Ramos told the Times that she knows no other home besides the United States.
"I grew up here like any American,” she said over the phone. “My husband and family are here.”
The facility where she is being held, run by GEO Group, a multibillion-dollar private prison company, has been the subject of dozens of complaints from current and former female detainees who have claimed they were denied basic medical treatment, hygiene supplies, and edible food.
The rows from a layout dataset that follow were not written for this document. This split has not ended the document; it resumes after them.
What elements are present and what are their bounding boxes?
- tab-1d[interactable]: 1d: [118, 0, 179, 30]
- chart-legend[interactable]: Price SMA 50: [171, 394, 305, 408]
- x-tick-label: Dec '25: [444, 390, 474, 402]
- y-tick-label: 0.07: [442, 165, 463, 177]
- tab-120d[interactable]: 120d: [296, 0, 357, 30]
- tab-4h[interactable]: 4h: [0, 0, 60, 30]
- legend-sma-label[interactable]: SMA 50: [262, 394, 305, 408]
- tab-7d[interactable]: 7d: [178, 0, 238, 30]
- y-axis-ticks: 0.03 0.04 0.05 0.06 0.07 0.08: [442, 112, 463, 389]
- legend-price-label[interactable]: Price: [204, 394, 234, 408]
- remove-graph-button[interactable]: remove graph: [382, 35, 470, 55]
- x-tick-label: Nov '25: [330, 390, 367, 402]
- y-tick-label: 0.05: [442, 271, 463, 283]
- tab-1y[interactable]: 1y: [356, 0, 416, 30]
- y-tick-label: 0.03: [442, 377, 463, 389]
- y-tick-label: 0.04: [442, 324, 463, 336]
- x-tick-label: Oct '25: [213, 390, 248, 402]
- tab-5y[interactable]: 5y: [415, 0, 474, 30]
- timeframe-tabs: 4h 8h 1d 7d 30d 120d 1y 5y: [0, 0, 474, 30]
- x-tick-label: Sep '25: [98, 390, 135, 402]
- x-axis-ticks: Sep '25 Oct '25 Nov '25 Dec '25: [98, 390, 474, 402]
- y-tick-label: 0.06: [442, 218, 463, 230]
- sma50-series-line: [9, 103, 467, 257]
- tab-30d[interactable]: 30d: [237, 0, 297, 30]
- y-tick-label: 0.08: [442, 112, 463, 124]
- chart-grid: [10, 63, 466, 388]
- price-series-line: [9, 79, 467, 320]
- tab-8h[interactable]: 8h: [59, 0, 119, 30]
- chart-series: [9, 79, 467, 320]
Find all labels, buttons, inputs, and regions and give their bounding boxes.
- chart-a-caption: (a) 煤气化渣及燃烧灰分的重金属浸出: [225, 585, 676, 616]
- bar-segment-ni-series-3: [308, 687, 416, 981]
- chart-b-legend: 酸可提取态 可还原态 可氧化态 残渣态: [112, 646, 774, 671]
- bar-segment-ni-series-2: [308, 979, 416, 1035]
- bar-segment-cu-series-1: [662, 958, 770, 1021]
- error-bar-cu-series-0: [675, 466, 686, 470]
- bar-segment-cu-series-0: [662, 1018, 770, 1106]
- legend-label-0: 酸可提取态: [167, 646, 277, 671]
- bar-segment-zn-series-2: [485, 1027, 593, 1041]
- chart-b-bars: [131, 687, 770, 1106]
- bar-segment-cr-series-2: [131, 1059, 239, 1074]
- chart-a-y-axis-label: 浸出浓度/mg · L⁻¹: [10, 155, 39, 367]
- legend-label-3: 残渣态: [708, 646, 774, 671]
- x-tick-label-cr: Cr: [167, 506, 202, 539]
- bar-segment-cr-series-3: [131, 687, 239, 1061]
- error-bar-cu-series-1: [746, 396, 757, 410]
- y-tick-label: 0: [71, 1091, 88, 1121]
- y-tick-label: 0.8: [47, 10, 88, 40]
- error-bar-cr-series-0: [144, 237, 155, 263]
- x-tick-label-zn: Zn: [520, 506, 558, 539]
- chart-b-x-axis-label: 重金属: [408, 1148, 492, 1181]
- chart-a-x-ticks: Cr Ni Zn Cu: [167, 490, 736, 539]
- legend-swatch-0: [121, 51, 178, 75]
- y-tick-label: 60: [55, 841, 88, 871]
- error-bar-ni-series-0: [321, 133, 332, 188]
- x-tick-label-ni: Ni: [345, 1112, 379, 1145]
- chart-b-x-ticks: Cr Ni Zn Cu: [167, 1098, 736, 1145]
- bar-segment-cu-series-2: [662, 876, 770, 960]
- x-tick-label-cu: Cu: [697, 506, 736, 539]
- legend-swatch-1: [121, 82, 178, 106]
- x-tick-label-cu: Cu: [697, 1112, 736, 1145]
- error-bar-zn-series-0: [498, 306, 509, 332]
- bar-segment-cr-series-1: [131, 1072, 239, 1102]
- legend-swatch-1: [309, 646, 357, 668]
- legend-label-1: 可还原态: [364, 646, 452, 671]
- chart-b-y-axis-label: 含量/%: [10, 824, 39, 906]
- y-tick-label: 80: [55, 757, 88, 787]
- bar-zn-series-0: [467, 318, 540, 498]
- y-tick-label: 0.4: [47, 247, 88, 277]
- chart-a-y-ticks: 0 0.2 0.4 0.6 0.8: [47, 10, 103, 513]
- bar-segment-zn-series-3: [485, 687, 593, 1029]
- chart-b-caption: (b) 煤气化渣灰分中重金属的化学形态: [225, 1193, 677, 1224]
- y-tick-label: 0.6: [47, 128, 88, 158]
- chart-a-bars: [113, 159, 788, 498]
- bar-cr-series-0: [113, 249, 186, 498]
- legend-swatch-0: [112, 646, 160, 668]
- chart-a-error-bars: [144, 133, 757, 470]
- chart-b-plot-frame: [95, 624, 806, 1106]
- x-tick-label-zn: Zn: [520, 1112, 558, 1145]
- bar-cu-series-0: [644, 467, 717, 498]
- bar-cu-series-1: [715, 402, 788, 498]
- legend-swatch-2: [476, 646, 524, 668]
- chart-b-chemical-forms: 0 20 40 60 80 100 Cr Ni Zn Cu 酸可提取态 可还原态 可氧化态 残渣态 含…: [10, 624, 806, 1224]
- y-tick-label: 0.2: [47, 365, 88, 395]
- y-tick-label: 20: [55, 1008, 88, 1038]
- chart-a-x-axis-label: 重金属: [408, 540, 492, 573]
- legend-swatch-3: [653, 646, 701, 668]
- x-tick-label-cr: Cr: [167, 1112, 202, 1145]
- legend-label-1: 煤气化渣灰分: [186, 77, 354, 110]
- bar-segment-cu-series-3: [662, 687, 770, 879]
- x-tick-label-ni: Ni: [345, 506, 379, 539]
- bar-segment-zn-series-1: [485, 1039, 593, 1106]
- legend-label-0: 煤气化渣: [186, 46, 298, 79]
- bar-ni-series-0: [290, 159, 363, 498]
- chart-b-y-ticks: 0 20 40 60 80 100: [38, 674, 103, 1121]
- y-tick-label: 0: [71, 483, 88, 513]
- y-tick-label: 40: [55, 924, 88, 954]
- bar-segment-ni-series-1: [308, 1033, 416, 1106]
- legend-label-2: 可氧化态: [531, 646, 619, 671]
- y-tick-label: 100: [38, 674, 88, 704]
Others have said they've faced sexual abuse and harassment and were subject to forced labor. In December, a former guard pleaded guilty in federal court to sexually abusing a Nicaraguan detainee in mid-2025.
Ramos' detention comes as thousands of US service members deploy to fight Trump's war in Iran. ICE has also been deployed to military bases to screen the family members of Marine recruits at their graduation as recently as last week.
Blank, who has previously been deployed to the Middle East and Europe, said he was "going to fight with everything I have" to secure his wife's freedom.
"She is going to move in with me. We will start a family," Blank said. "I am going to be with her and serve my country."
Their lawyer has petitioned the court to reopen her removal order, which could freeze her deportation. Until it is reopened, however, she could be deported at any moment.
They have also continued to push forward with the effort to get Ramos a green card. But the guards at Basile have refused to let them bring the completed forms inside to get Ramos' signature.
The Congressional Hispanic Caucus said on social media that Blank "should be focused on training today," but "instead, he was forced into a fight against his own government to free his wife."
A GoFundMe campaign created by Blank's sister to pay for the legal fight has raised more than $20,000 since Saturday.